The night had been going fine. Of course Emily and I had kept a careful, casual distance the whole night which was likely the true cause of our success.
She’s a better liar than I am, so she’s better at these kinds of social events. The kind where everyone is pretty, charming, and utterly insincere. Emily's tinkling laugh and sharp smile fit right in. My careful listening and interest do well enough, but I had enjoyed these nights a hell of a lot more when Emily would look me in the eye.
For the past half hour I had been listening to some fool bloviate about how poor people should just work harder if they didn’t want to be poor, then smoothly transition into how he’d managed to avoid taxes on his third yacht. I kept turning to look for Emily, to exchange glances which would convey exactly what we thought, and leave us both on the verge of laughing as a joke passed between us in the language of carefully raised eyebrows.
She used to make these things bearable.
Now there's no one to exchange glances with. No silent jokes. There's just her across the room and me, pretending I’m not hoping she’ll turn to me and flash a smile.
It’s almost embarrassing how much I love the wife that's probably thinking about divorcing me.
There's a pause as the idiot in front of me stops talking and looks at me expectantly.
I nod politely “Really? That's fascinating.” As expected, that's all the prompting the fool needs. He continues on and I let myself drift away. I could probably go and find another conversational partner. There's plenty of people at the party, I’m sure there's at least one who knows how to talk about something other than themselves. The truth is I prefer this misery. Someone who knew how to have a conversation would notice how little I want to participate in one right now.
The only person I really want to talk to is my wife from six months ago. Back when things were good and every conversation with her ended in laughter.

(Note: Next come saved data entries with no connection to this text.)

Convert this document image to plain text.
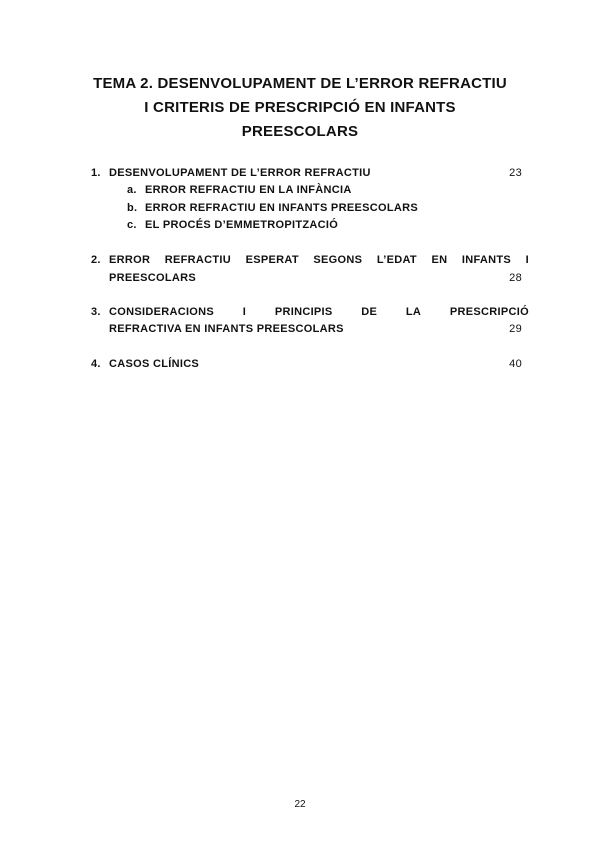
TEMA 2. DESENVOLUPAMENT DE L’ERROR REFRACTIU
I CRITERIS DE PRESCRIPCIÓ EN INFANTS
PREESCOLARS
1. DESENVOLUPAMENT DE L’ERROR REFRACTIU	23
a. ERROR REFRACTIU EN LA INFÀNCIA
b. ERROR REFRACTIU EN INFANTS PREESCOLARS
c. EL PROCÉS D’EMMETROPITZACIÓ
2. ERROR REFRACTIU ESPERAT SEGONS L’EDAT EN INFANTS I
PREESCOLARS	28
3. CONSIDERACIONS	I	PRINCIPIS	DE	LA	PRESCRIPCIÓ
REFRACTIVA EN INFANTS PREESCOLARS	29
4. CASOS CLÍNICS	40
22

I don’t even know how it happened. This silent war we find ourselves in. It’s the little things, I guess. The little accumulations of tension and anger, little annoyances that sting like mosquito bites and itch like hell no matter how hard you try to ignore them.
She’s going to leave me, and I’m almost already resigned to it. I hope she waits at least another month or so. By then I’m almost sure I’ll have enough of a hold on myself to resist the urge to beg her to stay. If it's the last of what we had I don’t want her last memories of me to be pathetic.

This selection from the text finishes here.